The point of mental disconnect for these people is that wanting something to be true and believing something to be true does not make it true. Our argumentative nature pushes us to fight for what we believe even in the face of logic and facts. Think about it: if a 40 year old catholic was shown video evidence (go with me here, guys) that Jesus was really a pimp who drank too much wine and the disciples were his enforces who wandered the countryside beating money out of people do you think that he would believe it? It would prove that his whole life, his beliefs, and all the money he forked over to his church were based on a lie, and he would BLOCK OUT THE TRUTH to continue believing what he feels to be convenient.

If you could prove that it wasn't an angel on the mount with Mohammed, and that it was really a drunken shepherd who shared some hashish with him and told him a really easy way to score chicks and money, do you think anyone would listen?

If you could prove that Buddha was really just a nobleman who was looking for a way to make his subjects happy about being poor, do you think anyone would listen?

The problem is that every religious group on earth thinks that they have the one and only way to heaven/nirvana/whatever and that every other group is wrong.

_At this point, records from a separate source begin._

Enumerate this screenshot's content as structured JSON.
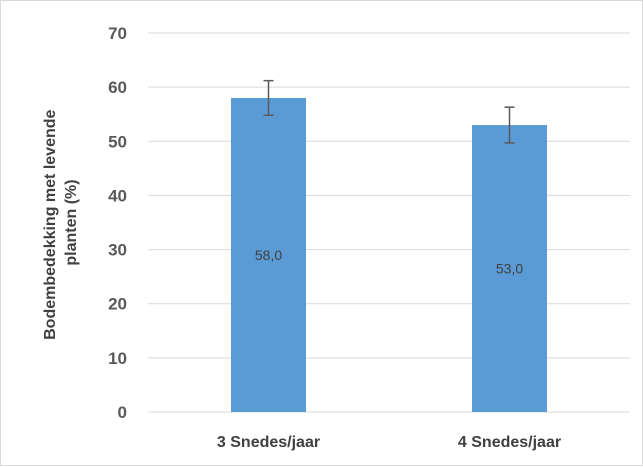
{
  "chart_data": {
    "type": "bar",
    "categories": [
      "3 Snedes/jaar",
      "4 Snedes/jaar"
    ],
    "values": [
      58.0,
      53.0
    ],
    "data_labels": [
      "58,0",
      "53,0"
    ],
    "error_bars": [
      3.2,
      3.3
    ],
    "title": "",
    "xlabel": "",
    "ylabel_lines": [
      "Bodembedekking met levende",
      "planten (%)"
    ],
    "ylim": [
      0,
      70
    ],
    "yticks": [
      0,
      10,
      20,
      30,
      40,
      50,
      60,
      70
    ],
    "ytick_labels": [
      "0",
      "10",
      "20",
      "30",
      "40",
      "50",
      "60",
      "70"
    ],
    "grid": "horizontal",
    "colors": {
      "bar": "#5b9bd5",
      "grid": "#d9d9d9",
      "error_bar": "#595959"
    }
  }
}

Well, I'm unwilling to believe that any "loving and caring God" would dump us on a rock knowing that 70-90% of us were going to hell or some such nonsense. It doesn't make sense, does it? And even if this God was just a wee bit sadistic, why the hell would he have done it in the first place? If I was God, I'd be surrounded with big-titted angels who did stuff a bit more wild than play a damn harp, if you know what I mean ... but again, that is just speculation.

Belief != Truth.

Having a religious debate is like beating your head against a brick wall. Even though nobody can prove their religion correct (oh, you know it is fact because of faith? that makes all the frickin' difference in the world!), and even though evidence can be laid out contradicting EVERY RELIGION ON EARTH, nobody will budge, and the reason for that is simply that religion is the largest case of mass hypnosis and delusion on earth, barring what the little green men do to us with anal probes.